To solve this problem and have our computers agree to some extent as to what time it is, we use a protocol called NTP. NTP is a protocol that allows computers to synchronize their clocks over the internet. It works by having a set of servers that have very accurate clocks, and then other computers can ask these servers what time it is and adjust their own clocks accordingly.

However, this introduces a very subtle problem. When you are counting time (say, measuring how long it takes to process a request in a web application), you are not really measuring time, but rather the difference between two points in time as told by the computer clock. However, between the first and the second time point, the clock might have gone forward or backwards, affecting your measurement. This can happen if the NTP daemon decides to sync the clocks in between both of the time syscalls you are using to measure the time. If that happens, your measurement will be off by the amount the clock drifted in between those two calls.

This can also happen at the turn of the year when leap seconds are added. The clocks might be adjusted to account for this, and your measurement will be affected. This was the cause of a minor bug in Cloudflare DNS resolution back in 2017.

Now, this is usually not a massive problem. The clock drift is usually very small, and the effects of it are usually negligible. However, if you are measuring very short periods of time, or if you are doing it very often, you might want to take this into account. One way to do this is to use a clock that is not affected by NTP, such as a monotonic clock.

A monotonic clock is basically a clock that just increments time based on the hardware. It’s not designed to tell time: it’s designed to measure it. Unlike wall clocks, monotonic clocks are guaranteed to always move forward and are never affected by NTP adjustments or leap seconds.

When should you use a monotonic clock? Anytime you’re measuring elapsed time rather than recording when something happened. This includes:

  • Benchmarking and performance measurements
  • Request timeouts and rate limiting
  • Measuring how long an operation takes
  • Any scenario where you need to know “how much time passed” rather than “what time is it”

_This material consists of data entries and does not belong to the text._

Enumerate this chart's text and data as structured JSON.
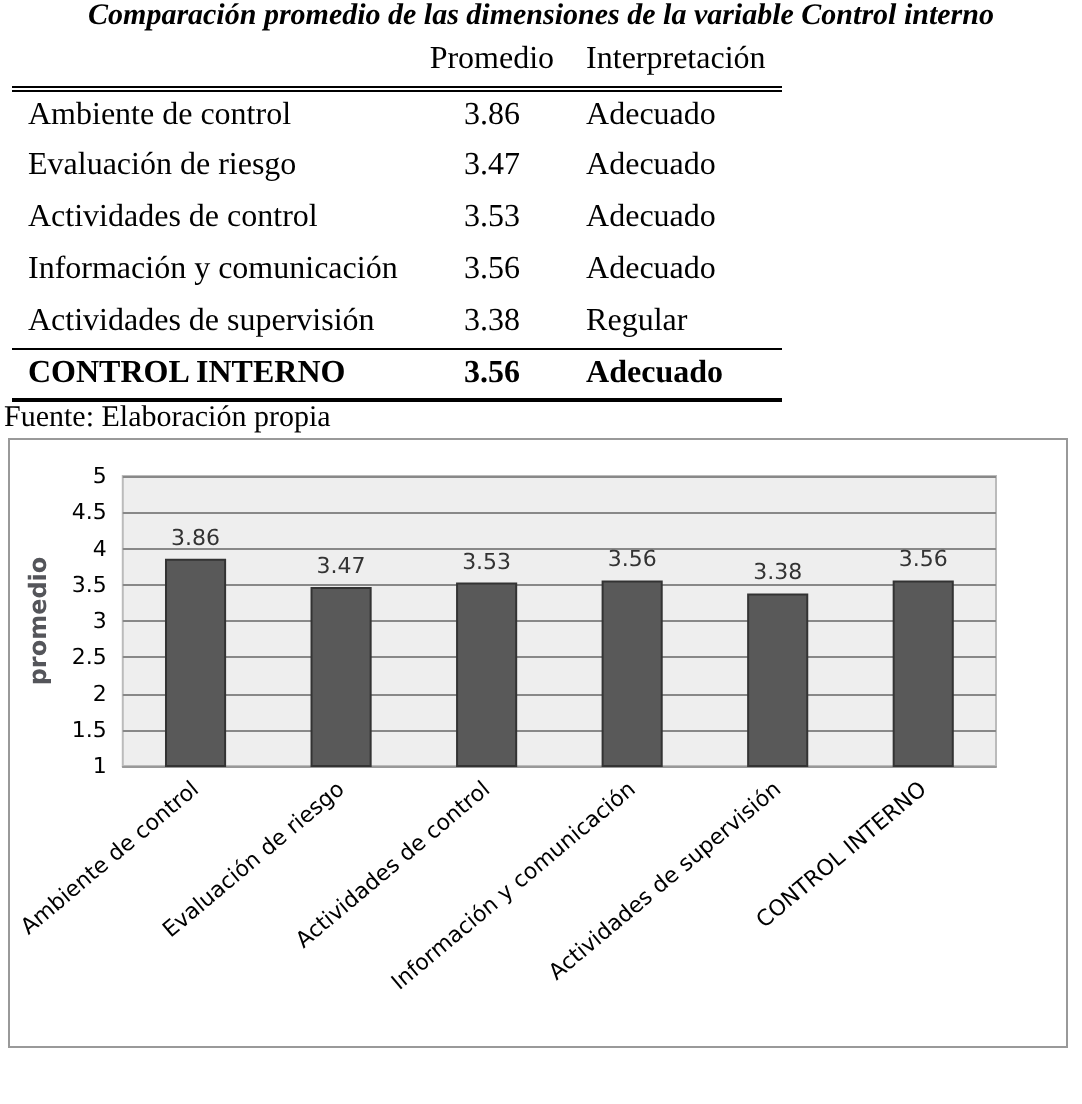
{
  "chart_data": {
    "type": "bar",
    "title": "Comparación promedio de las dimensiones de la variable Control interno",
    "categories": [
      "Ambiente de control",
      "Evaluación de riesgo",
      "Actividades de control",
      "Información y comunicación",
      "Actividades de supervisión",
      "CONTROL INTERNO"
    ],
    "values": [
      3.86,
      3.47,
      3.53,
      3.56,
      3.38,
      3.56
    ],
    "color": "#595959",
    "ylabel": "promedio",
    "ylim": [
      1,
      5
    ],
    "yticks": [
      1,
      1.5,
      2,
      2.5,
      3,
      3.5,
      4,
      4.5,
      5
    ],
    "grid": "y",
    "data_labels": true,
    "annotations": [
      "Promedio",
      "Interpretación",
      "3.86",
      "Adecuado",
      "3.47",
      "Adecuado",
      "3.53",
      "Adecuado",
      "3.56",
      "Adecuado",
      "3.38",
      "Regular",
      "3.56",
      "Adecuado",
      "Fuente: Elaboración propia"
    ]
  }
}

In PHP you have access to monotonic time via the hrtime function (which returns nanoseconds), and it should be the preferred way for any of your applications to measure elapsed time. Here’s a quick example:

$start = hrtime(true); // Get monotonic time in nanoseconds
// ... do some work ...
$end = hrtime(true);
$elapsed = ($end - $start) / 1e9; // Convert to seconds
echo "Operation took {$elapsed} seconds\n";

The key thing to remember: use wall clock time (like time() or new DateTime()) to record when something happened, but use monotonic time (like hrtime()) to measure how long something took. They’re different tools for different jobs.

Wrapping Up

So there you have it. These concepts might seem abstract, but they have very real implications. Store dates in UTC. Use named timezones when you need to display or calculate local times. Use monotonic clocks for performance measurements. And when in doubt, remember that time is just a construct we all agreed upon—and sometimes that agreement is more complicated than it seems.

I honestly hope not to have to write this article again.